MISSOURI GIRL EATS WEEDS
Wed, 06/24/2020 - 10:27am admin
An Edible Bouquet
Ann J. Hines, PhD
This week I couldn't help but write about the beautiful flowers blooming all along the roadsides and in the fields. This time of year produces some of the most beautiful cut wildflowers. In addition to being beautiful in a vase, many are also edible. While not usually remembered for their medicinal or flavorful qualities they are, nevertheless, nutritious!
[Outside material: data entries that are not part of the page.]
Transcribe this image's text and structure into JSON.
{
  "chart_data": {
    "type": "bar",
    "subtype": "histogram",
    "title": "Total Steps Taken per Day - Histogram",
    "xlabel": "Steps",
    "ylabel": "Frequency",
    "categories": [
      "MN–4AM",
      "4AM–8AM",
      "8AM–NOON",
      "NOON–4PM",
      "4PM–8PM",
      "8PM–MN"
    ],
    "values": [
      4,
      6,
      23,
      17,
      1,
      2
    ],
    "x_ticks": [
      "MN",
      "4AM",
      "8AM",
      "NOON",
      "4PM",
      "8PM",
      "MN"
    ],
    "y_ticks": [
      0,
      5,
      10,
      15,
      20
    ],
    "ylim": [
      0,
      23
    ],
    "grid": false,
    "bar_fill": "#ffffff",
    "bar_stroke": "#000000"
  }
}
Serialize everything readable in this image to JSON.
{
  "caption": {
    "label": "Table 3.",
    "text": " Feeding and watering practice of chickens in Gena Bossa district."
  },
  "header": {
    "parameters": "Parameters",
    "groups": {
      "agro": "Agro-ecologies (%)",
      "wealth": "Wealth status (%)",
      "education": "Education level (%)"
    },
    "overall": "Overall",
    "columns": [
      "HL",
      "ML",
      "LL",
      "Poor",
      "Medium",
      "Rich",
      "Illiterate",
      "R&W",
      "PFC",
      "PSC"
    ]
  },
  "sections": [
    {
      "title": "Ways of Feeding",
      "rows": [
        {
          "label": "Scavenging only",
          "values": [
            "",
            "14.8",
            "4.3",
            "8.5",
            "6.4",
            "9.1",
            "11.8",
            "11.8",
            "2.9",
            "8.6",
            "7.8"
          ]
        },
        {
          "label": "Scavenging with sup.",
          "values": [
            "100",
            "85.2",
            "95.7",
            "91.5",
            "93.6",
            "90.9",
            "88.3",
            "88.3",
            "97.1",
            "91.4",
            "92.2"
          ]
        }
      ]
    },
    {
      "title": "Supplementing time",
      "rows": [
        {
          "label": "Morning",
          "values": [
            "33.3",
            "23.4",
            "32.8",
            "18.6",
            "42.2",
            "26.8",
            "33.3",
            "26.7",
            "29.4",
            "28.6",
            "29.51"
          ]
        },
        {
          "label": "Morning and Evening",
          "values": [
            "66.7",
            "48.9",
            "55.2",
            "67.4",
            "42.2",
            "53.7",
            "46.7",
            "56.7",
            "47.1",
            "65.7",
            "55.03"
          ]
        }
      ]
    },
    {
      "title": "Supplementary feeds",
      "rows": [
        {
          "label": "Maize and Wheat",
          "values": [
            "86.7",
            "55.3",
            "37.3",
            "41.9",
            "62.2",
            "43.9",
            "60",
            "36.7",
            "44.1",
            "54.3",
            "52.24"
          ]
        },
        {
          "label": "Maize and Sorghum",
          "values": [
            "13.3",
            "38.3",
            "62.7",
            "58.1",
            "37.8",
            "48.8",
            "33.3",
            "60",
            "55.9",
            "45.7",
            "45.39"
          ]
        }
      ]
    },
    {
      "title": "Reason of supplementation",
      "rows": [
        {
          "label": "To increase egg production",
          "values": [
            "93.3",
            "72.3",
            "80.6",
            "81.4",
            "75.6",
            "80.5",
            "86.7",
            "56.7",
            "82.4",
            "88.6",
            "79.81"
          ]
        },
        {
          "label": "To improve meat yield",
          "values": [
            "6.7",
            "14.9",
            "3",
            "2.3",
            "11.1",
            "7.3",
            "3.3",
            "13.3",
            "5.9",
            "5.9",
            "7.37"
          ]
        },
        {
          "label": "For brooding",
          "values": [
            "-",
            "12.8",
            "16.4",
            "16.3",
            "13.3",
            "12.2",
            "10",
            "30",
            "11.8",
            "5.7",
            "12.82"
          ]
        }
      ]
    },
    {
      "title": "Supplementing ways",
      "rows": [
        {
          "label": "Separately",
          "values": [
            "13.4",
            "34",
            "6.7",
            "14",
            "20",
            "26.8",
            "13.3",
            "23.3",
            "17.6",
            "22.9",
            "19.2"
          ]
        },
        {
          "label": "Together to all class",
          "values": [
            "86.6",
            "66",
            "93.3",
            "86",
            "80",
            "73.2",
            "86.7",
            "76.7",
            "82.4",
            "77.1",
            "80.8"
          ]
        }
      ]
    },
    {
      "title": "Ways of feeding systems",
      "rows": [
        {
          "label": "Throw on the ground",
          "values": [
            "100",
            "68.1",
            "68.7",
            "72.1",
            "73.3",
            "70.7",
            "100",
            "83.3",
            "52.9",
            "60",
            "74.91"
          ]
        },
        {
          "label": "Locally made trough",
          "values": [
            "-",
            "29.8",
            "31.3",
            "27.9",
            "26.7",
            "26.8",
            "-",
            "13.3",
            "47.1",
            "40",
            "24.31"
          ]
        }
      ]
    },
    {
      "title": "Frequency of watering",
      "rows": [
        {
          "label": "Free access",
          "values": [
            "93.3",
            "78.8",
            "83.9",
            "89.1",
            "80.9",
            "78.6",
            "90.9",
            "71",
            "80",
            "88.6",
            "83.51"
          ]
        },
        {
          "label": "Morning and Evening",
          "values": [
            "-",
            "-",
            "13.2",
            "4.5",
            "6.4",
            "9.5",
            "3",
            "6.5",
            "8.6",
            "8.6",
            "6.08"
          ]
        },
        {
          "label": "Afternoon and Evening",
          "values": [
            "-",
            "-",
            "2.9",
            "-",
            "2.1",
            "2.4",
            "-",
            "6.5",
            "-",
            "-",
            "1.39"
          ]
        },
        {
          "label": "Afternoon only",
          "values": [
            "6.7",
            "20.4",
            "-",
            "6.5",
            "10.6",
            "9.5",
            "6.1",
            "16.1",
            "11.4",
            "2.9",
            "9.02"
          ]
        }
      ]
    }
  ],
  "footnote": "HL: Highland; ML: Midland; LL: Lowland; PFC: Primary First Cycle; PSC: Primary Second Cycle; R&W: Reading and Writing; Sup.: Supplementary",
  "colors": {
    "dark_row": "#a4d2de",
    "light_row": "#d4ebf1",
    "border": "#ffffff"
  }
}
Black-eyed Susan (Rudbeckia hirta) DAISY FAMILY
While not as well-studied for its medicinal qualities like it's famous cousin, Echinacea purpurea, the roots nevertheless confer some of the same immune support, fighting colds, flu and respiratory infections. Native Americans reportedly used the root as a diuretic and as an astringent, and making a poultice for snake bites. Black-eyed Susans, or rudbeckia hirta, have several look-alike cousins in the daisy family, which are also edible.
Queen Anne's Lace
Also known as the wild carrot, it is indeed the primitive ancestor of our cultivated carrots. The roots and leaves may be eaten when young, before it flowers. The beautiful white flower head can be lightly battered and fried. The seeds are used as a seasoning or brewed as a tea. Mince the leaves to add flavor to soups and salads. Poison Hemlock also has a white, lacy flower head, but a cursory look at the foliage will easily differentiate them: hemlock has purple markings on the large, hollow stems. Queen Anne's lace has a thin, hairy stem and a distinct carrot scent.
Called day lilies because each bloom lasts only one day, I see these beautiful orange lilies in ditches or decorating yards. Every part of the daylily plant is edible. The young shoots can be added to stir-fry. The shoots and flowers can be battered and fried. The tubers can be prepared like potatoes. The orange petals will add a pop of color to any salad, or they can be dried and added to soups. The blossoms are a good source of vitamin A. Many Asiatic lilies used in landscaping are poisonous, so avoid the cultivated lilies.
This common but beloved flower is also edible, with many of the nutrients common to wild plants: an abundance of vitamins A and C, chlorophyll, and antioxidants. The leaves are a delicious green. The flowers may be used to decorate a cake or dress up a salad. The flowers make a tea that can be used for respiratory complaints, coughs and asthma. In a salve, it is good for burns, wounds and bruises.
Candying flowers is beautiful way to preserve and use these flowers as edible decorations. The process generally involves painting each flower thoroughly with an egg white wash, sprinkling with caster sugar, and drying. In addition to the flowers already mentioned, you may search your yard for roses (wild and cultivated) nasturtiums, pansies, marigolds, dandelions, and borage to add to your repertoire of edible flowers!